Can you explain the difference? The term of art is "act of sovereignty."
I'm sure we can share the credit, particularly given my trophies in that regard.
--MnZ, the Pope thought that the West embraces a "culture of death," though he was against it. And we seem to enjoy spreading death at least as much as the "Islamists" enjoy seeking it.
As for MAD, I didn't miss your taunt; I ignored it. Obviously, failure to retaliate against a nuclear attack would invite further such attacks, and a policy of non-retaliation would be like taping a "Nuke Me" sign to one's back.
There is a difference, however, between retaliatory genocide against someone who attempts genocide, and genocide as a convenience. The Soviet Union could have wiped out the U.S. with nukes; al Qaeda cannot. (Besides which, what good are nukes against al Qaeda?)

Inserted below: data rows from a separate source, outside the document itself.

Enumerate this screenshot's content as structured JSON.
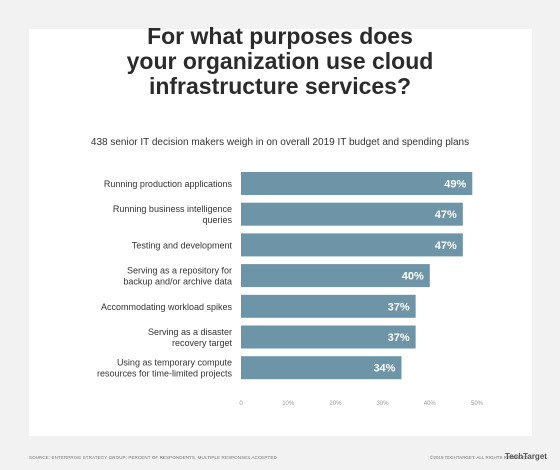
{
  "title_lines": [
    "For what purposes does",
    "your organization use cloud",
    "infrastructure services?"
  ],
  "subtitle": "438 senior IT decision makers weigh in on overall 2019 IT budget and spending plans",
  "source": "SOURCE: ENTERPRISE STRATEGY GROUP; PERCENT OF RESPONDENTS, MULTIPLE RESPONSES ACCEPTED",
  "copyright": "©2019 TECHTARGET. ALL RIGHTS RESERVED",
  "brand": "TechTarget",
  "colors": {
    "bar": "#6e94a8",
    "label_on_bar": "#ffffff",
    "background": "#f2f2f2",
    "card": "#ffffff"
  },
  "chart_data": {
    "type": "bar",
    "orientation": "horizontal",
    "categories": [
      [
        "Running production applications"
      ],
      [
        "Running business intelligence",
        "queries"
      ],
      [
        "Testing and development"
      ],
      [
        "Serving as a repository for",
        "backup and/or archive data"
      ],
      [
        "Accommodating workload spikes"
      ],
      [
        "Serving as a disaster",
        "recovery target"
      ],
      [
        "Using as temporary compute",
        "resources for time-limited projects"
      ]
    ],
    "values": [
      49,
      47,
      47,
      40,
      37,
      37,
      34
    ],
    "value_labels": [
      "49%",
      "47%",
      "47%",
      "40%",
      "37%",
      "37%",
      "34%"
    ],
    "xlim": [
      0,
      50
    ],
    "x_ticks": [
      "0",
      "10%",
      "20%",
      "30%",
      "40%",
      "50%"
    ],
    "grid": false
  }
}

This of course is patently untrue. The Conventions underwent a major revision in 1947 (as they did in 1919 after WWI), but they were written in 1864 and the U.S. has been a signatory since 1883. Supposed scholars of international law should know this basic fact about one of the cornerstones of international law.
Then they make this rather ridiculous claim:
Now I don't expect a couple of legal eggheads to be experts on battlefield tactics but to argue that Napoleonic armies fought battles the way they did because of some kind of "niceties" and "ideals" or that Civil War generals continued to fight battles using the same tactics out of the belief in such chivalrous "ideals" and "niceties" belies a stunning ignorance of the limitations of weaponry, communications, and the tactical and operational reasons for the niceties and ideals. Armies didn't march shoulder to shoulder into battle and carry huge flags, wear bright clothes, and bang loud drums and blow horns out of a sense of honor, glory and fair play. It was the only way to tell friend from foe, achieve a reasonable mass of firepower, and communicate on a battlefield thick with smoke and deafening noise. Unfortunately, by the civil war the defensive capability of weapons had improved but the ability to carry out offensive operations had not kept up, leading to ever higher casualty rates.
To make the arguments that battle tactics were driven by some kind of moral considerations is just ridiculous.
If this article is any indication of these guys' deep legal thinking, they shouldn't be teaching future lawyers anywhere.